Au début, considérées comme des personnes malades, les Druides devinrent des êtres à part jusqu’à ce que l’on en parle comme une espèce humanoïde distincte. Au fil du temps, ils obtinrent un statut un peu particulier dans les sociétés humaines durant la seconde moitié du troisième millénaire. Leur capacité à voir les trajectoires du temps concentra l’attention. Bien qu’on sût très tôt que leurs visions étaient très restreintes, certaines personnes s’attelèrent à bâtir une sorte de légende autour d’eux. De récits plus ou moins romancés en articles pseudo-scientifiques sensationnalistes, la présence des Druides contribua à l’établissement de cultes plus ou moins élaborés. Des rumeurs commencèrent à circuler faisant état de certains représentants capables de dépasser la limite de la minute jusqu’à atteindre l’année entière. La croyance s’invita dans l’évolution des mentalités. Ces capacités ouvraient tellement d’espoir dans une époque qui en manquait cruellement qu’une bonne moitié de la population mondiale l’adopta tandis que l’autre moitié la rejeta. Des affrontements télévisuels aux confrontations politiques puis militaires, quelques années suffirent pour générer un embrasement général. Le rôle des Druides en eux-mêmes ne fut plus que secondaire. En revanche, ils firent l’objet de la part du camp qui croyait en leurs pouvoirs d’une convoitise sans borne et même d’un marché d’échanges des plus sordides. De la part du camp adverse, ce fut ni plus ni moins qu’une chasse à l’homme et une extermination systématique.
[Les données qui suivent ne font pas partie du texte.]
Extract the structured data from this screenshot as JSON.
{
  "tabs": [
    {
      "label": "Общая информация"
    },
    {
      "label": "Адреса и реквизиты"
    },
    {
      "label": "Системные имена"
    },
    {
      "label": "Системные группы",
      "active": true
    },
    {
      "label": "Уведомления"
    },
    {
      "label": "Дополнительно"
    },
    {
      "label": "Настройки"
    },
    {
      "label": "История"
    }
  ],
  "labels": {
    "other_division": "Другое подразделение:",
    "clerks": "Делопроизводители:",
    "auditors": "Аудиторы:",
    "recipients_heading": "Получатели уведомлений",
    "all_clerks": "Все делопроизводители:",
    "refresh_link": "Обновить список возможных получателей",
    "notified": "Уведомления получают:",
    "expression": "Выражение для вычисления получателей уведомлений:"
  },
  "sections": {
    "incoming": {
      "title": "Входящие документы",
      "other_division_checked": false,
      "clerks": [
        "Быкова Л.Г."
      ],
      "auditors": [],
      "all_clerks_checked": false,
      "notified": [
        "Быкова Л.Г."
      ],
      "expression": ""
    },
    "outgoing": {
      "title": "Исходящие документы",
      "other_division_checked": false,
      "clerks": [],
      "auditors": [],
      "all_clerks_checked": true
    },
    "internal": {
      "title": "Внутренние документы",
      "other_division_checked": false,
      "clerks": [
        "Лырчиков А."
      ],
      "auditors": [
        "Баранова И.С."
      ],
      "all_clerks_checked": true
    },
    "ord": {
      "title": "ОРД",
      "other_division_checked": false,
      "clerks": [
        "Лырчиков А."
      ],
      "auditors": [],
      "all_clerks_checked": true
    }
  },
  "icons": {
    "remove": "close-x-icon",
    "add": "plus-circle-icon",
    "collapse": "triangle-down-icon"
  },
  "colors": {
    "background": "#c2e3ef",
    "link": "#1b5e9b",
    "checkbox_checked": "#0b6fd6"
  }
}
Selon les diverses estimations, la population de Druides atteignit le million ou million et demi d’individus avant la guerre. À la fin du premier siècle du troisième millénaire, ils n’étaient plus qu’une centaine de milliers pour disparaître totalement durant le second. La croyance disparut dans le même temps.

« Du moins, c’est ce qu’on croyait. » fit Akos pour lui-même devant son écran.